マティス国防長官は、週末に行われた韓国と日本への訪問を無事に完了した。これは、トランプ政権の閣僚による最初の海外訪問であり、北朝鮮と中国の脅威に晒されているアジアの同盟国との強固な関係維持を示すものだ。
マティス氏はソウルにおいて「アメリカの韓国に対するコミットメントは鉄の様に強く、トランプ政権にとって北西太平洋地域に注意を払うことは優先事項だ。」と述べた。彼は北朝鮮に対し「アメリカもしくはその同盟国に対するいかなる攻撃も打ち負かされる。いかなる核兵器の使用も、有効で圧倒的な反撃に会うだろう。」と警告した。
彼はまた、今年、韓国にサードと呼ばれる最新鋭の米国製ミサイル防衛システムを展開する計画を再確認した。このシステムは、北朝鮮に対する防衛力を向上させ、韓国、日本、米国の間の協力を実現させる。中国は、この計画に反対しており、非公式な経済制裁により、韓国にこの計画を諦めさせようとしている。
トランプ政権がその足場を築き、韓国が長引く大統領弾劾スキャンダルを乗り越え、今年の後半に新しいリーダーの選挙をしようとするこの時期に、韓国が持ちこたえられるかどうかが、米国の同盟国である韓国にとって大きな試練だ。

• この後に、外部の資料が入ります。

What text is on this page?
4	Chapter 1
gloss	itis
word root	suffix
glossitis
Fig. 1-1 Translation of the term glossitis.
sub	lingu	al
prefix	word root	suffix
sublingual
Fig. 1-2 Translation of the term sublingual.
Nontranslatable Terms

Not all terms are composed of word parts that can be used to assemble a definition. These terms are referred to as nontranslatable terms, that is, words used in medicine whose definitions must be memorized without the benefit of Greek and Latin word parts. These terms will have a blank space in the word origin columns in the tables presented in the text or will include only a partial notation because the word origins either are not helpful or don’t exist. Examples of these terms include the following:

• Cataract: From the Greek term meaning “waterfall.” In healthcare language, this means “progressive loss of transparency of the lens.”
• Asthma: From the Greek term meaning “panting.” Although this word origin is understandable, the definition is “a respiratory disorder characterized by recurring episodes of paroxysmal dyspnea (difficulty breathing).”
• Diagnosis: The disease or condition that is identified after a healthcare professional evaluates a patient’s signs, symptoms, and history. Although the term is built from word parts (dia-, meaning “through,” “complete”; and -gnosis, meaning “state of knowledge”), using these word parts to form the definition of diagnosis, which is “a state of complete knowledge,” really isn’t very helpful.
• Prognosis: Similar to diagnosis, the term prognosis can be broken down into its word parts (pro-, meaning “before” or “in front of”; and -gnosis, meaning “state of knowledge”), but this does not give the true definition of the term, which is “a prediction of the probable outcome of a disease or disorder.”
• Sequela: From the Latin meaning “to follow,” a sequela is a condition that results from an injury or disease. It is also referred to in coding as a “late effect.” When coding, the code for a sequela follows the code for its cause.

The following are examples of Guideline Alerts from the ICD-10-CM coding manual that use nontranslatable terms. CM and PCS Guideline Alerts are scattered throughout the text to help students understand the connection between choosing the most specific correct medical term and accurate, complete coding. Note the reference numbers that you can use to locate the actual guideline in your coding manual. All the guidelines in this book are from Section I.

日本では、政治のリーダーシップはより安定しているが、東シナ海での中国のいやがらせが大きな懸念となっている。マティス氏は、ここでも韓国同様、幅広い分野での同盟関係を確認した。最も重要なことは、彼が、日米安保条約が日本が統治する尖閣諸島にも適用されると再確認したことだ。中国は、尖閣諸島は自分の領土だと主張し、民間船や政府船を使って頻繁に脅しをかけている。
マティス氏はまた、日本政府が防衛支出を増強させていることを称賛した。彼は「日米同盟は、費用分担と負担分担のモデルケースであり、他の国々が従うべき手本だ。」と述べた。トランプ大統領は、選挙運動中に、日本はアメリカの安全保障への取組みにただ乗りしていると述べた。こうした見方は、日本の同地域の安全保障への貢献やアジアの多くの重要地点に米軍が安い費用で駐留出来ると言う価値を過小評価するものだ。こうした意味で、今回のマティス氏にこうした発言は極めて重要だ。
トランプ氏のコメントは未だに行ったり来たりしている。従って、今週開催されるトランプ大統領と安倍首相とのトップ会談が、日本そして他の同盟国から待たれている。この2人は、11月の選挙以来、電話やトランプタワーでの会談で、何回か将来について意見交換している。しかし、こうした意見交換では、2国間関係の限られた課題についてしか語られなかった。
もしトランプ氏が今週、マティス氏と同様に、日本領の尖閣諸島に対するアメリカのコミットメントを再確認すれば、日米同盟の心配事をなくすための大きな一歩を踏み出すことになる。それは、アメリカが権威主義の挑戦が続く中、これまで通り世界秩序の保証人で居続けるということを宣言することにもなる。